The defence argues that without establishing the chain of custody and the conditions of the seizure, foreign evidence “with rules and guarantees foreign to those required by our legal system” cannot be admitted.

Key dates in the Plus Ultra investigation
  1. Spanish government grants €53m bailout to airline Plus Ultra during the pandemic.
  2. US Homeland Security Investigations seizes mobile phone of Rodolfo Reyes, Plus Ultra’s former owner, at a Florida airport.
  3. Police searches in Spain, authorised under French and Swiss cooperation requests, lead to seizure of the ‘Crucial’ hard drive from lawyer Miguel Palomero.
  4. US authorities send the contents of Reyes’s phone to Spanish police.
  5. Judge Calama orders a search of Zapatero’s office, following leads from the analysed devices.
  6. Zapatero testifies before Judge Calama as a formally investigated person.
  7. Zapatero’s defence files two challenges questioning the legality of the hard drive and phone evidence.

Building a nullity strategy

The two moves are part of a broader defence strategy aimed at attacking the procedural origins of the case.
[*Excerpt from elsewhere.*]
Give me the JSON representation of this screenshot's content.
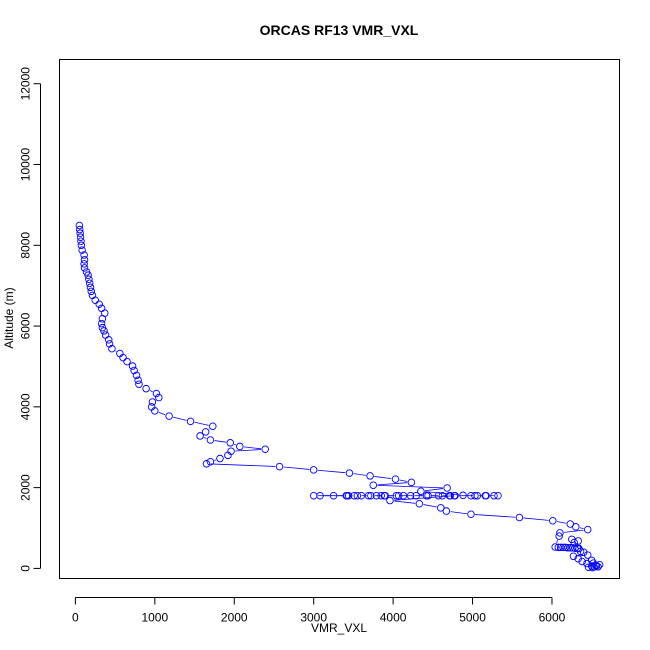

The ‘Crucial’ hard drive first brought Zapatero’s name into the investigation through chats between Palomero and Venezuelan businessman Danilo Diazgranados, who allegedly paid a firm owned by Zapatero’s daughters. If the evidence stream is declared unlawful, everything derived from it – including the May 2026 search of the former prime minister’s office and his subsequent questioning – could be invalidated.

The defence frames the request for the authorising resolution as “not a mere formality but an autonomous and unavoidable legal requirement” that “directly and immediately affects” Zapatero’s procedural standing and his right to a fair trial.

Judge’s stance

Judge Calama, sitting at Spain’s National Court, has so far rejected the request to broaden the query to the United States, arguing that the rogatory commission should not be extended until Washington responds to the initial request. Zapatero has lodged a “recurso de reforma” against that ruling, insisting that the information is needed before the evidence can be considered usable.